Burnout ist eine Erkrankung, die man nicht mit einem Röntgenbild oder einem einfachen Laborbefund abbilden, einfach messen oder gar sehen kann (wie einen Gips, zum Beispiel). Daher ist es schwierig, es zu erfassen und zu begreifen. Eine hohe physiologische Stressbelastung lässt sich heute mit einer erniedrigten Herzratenvariabilität messen, aber das sagt nur etwas über Stress aus, nicht über Burnout. Burnout wird oft als ein ausschliesslich psychisches Störungsbild betrachtet, und diese sind leider nach wie vor mit einem Stigma behaftet. Burnout ist eine psychosomatische Störung, und ist, wie psychische Leiden übrigens auch, eine komplexe Störung, bei der neurophysiologische, hormonbedingte und psychologische Prozesse zusammenwirken.
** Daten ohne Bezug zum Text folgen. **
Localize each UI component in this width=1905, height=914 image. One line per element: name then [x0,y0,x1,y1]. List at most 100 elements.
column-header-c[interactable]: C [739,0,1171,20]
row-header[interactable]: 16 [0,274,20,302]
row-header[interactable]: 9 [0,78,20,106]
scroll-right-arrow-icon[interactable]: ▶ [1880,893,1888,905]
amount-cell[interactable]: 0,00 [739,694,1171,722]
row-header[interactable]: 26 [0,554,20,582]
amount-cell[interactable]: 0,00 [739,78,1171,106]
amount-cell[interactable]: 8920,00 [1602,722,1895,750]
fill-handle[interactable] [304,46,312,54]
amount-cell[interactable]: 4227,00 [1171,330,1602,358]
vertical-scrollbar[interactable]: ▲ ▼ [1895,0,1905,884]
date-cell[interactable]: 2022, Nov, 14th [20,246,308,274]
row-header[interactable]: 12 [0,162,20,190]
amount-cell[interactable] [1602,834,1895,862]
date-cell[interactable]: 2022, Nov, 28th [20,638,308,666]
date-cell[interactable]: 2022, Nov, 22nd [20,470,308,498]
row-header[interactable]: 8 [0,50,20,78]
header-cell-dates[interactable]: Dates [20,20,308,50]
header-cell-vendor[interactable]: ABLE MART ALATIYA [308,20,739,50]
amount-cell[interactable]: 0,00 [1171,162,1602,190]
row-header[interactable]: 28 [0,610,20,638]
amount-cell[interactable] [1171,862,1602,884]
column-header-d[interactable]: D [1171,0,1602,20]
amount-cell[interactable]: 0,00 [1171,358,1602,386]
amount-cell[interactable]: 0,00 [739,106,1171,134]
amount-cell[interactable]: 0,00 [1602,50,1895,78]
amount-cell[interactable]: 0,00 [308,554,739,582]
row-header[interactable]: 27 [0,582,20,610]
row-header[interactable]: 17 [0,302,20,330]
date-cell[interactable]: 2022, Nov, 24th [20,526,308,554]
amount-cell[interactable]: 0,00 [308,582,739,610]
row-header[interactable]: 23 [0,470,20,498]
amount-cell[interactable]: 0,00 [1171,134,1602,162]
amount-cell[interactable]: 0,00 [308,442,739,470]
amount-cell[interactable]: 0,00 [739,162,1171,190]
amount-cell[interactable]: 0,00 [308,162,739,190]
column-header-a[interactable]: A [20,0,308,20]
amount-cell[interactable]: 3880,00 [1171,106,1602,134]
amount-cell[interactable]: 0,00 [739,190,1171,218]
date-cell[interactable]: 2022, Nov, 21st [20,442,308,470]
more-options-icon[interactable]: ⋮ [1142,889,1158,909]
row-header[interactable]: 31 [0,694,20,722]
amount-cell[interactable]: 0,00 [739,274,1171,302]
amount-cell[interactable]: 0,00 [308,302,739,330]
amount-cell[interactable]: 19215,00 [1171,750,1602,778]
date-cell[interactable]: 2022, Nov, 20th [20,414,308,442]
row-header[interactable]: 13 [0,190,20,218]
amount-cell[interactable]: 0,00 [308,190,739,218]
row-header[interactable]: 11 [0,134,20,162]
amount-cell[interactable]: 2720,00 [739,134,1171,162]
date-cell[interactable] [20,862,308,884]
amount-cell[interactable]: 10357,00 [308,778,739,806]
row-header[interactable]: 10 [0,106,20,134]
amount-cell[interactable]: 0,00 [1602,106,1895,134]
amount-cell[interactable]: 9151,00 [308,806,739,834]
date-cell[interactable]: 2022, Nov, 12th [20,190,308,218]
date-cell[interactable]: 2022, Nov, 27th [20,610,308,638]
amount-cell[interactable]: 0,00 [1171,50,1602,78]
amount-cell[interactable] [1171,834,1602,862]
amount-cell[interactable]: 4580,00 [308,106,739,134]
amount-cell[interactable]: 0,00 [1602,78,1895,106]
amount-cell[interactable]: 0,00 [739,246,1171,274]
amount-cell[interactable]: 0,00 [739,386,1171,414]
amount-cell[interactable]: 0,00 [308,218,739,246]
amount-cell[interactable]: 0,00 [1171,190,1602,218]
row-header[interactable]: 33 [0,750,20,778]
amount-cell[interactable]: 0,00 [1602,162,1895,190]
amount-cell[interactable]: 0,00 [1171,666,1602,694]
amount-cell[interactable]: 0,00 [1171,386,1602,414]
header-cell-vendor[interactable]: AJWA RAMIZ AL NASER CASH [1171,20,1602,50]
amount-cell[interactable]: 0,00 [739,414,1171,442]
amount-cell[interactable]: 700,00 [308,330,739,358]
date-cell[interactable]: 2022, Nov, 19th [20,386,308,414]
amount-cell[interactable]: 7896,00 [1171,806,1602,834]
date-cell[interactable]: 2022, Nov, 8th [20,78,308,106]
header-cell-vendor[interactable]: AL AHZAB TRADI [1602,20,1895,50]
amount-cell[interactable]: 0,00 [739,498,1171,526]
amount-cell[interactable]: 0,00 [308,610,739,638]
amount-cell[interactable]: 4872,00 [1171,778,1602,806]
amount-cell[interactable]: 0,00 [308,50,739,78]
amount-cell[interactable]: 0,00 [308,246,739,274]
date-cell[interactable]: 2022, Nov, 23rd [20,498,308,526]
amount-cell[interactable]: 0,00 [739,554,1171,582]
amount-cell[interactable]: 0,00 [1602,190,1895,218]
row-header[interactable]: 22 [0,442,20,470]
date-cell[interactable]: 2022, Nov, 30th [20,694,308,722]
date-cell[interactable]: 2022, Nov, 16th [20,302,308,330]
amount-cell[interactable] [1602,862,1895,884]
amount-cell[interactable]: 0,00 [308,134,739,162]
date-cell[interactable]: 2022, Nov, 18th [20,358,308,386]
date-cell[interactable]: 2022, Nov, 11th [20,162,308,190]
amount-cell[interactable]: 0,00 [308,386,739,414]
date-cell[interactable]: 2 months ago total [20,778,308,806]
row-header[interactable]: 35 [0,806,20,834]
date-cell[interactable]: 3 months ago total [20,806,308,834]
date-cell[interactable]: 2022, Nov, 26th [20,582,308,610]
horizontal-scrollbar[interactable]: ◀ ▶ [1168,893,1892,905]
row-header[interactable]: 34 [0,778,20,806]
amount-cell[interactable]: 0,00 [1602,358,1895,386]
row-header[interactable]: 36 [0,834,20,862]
Das gilt es sich immer wieder vor Augen zu führen. Meines Erachtens werden heute Stressfolgeerkrankungen in der Allgemeinbevölkerung zunehmend ernst genommen, da auch zunehmend mehr Leute im eigenen Lebensumfeld an einer solche Erkrankungen leiden.

Nicht nur Betroffene leiden unter den Folgen eines Burnouts, sondern auch das Umfeld. Welche Vorkehrungen können Einzelpersonen und Arbeitgebende treffen, um Stressfolgestörungen präventiv vorzubeugen?

Die wichtigste persönliche Vorkehrung ist, eine gute Lebensbalance zu leben. Das heisst ein Gleichgewicht zu schaffen zwischen Leistung und Erholung, zwischen körperlicher Aktivität und Entspannung, zwischen Zuwendung zu anderen Menschen oder zu einer Sache und zu sich selbst, zwischen Geben und Nehmen. Es gilt, sich bewusst zu werden, was dem eigenen Leben Sinn gibt, und welche Werte für uns wichtig sind. Und danach unser Leben auszurichten - sodass wir das umsetzen und leben können, was uns persönlich bereichert und Sinn vermittelt.

Um Burnout vorzubeugen tun Arbeitgeber gut daran, wenn sie eine konsequent mitarbeiterorientierte Führungskultur leben und ihren Mitarbeitenden die Ressourcen zukommen lassen, die sie benötigen, um sich aus eigener Initiative motiviert mit für sie interessanten Aufgaben auseinanderzusetzen und sich dabei als wirksam zu erleben. Dazu gehören Wertschätzung, Autonomie, Gerechtigkeit, Teamgeist und eine gute Arbeitsatmosphäre, klare, gemeinsame und gelebte Werte, Entwicklungsmöglichkeiten und eine realistische Einschätzung, was ein menschlicher Organismus überhaupt leisten kann, beziehungsweise was er braucht, um sich angemessen zu regenerieren.

2023 haben Sie das Fachbuch «Burnout und Erschöpfungsdepression» veröffentlicht. Wenn Sie eine Message daraus an die gesamte Schweizer Bevölkerung vermitteln könnten, was würden Sie uns allen raten?

Bleiben Sie in einem dynamischen Gleichgewicht und bleiben Sie Sie selbst!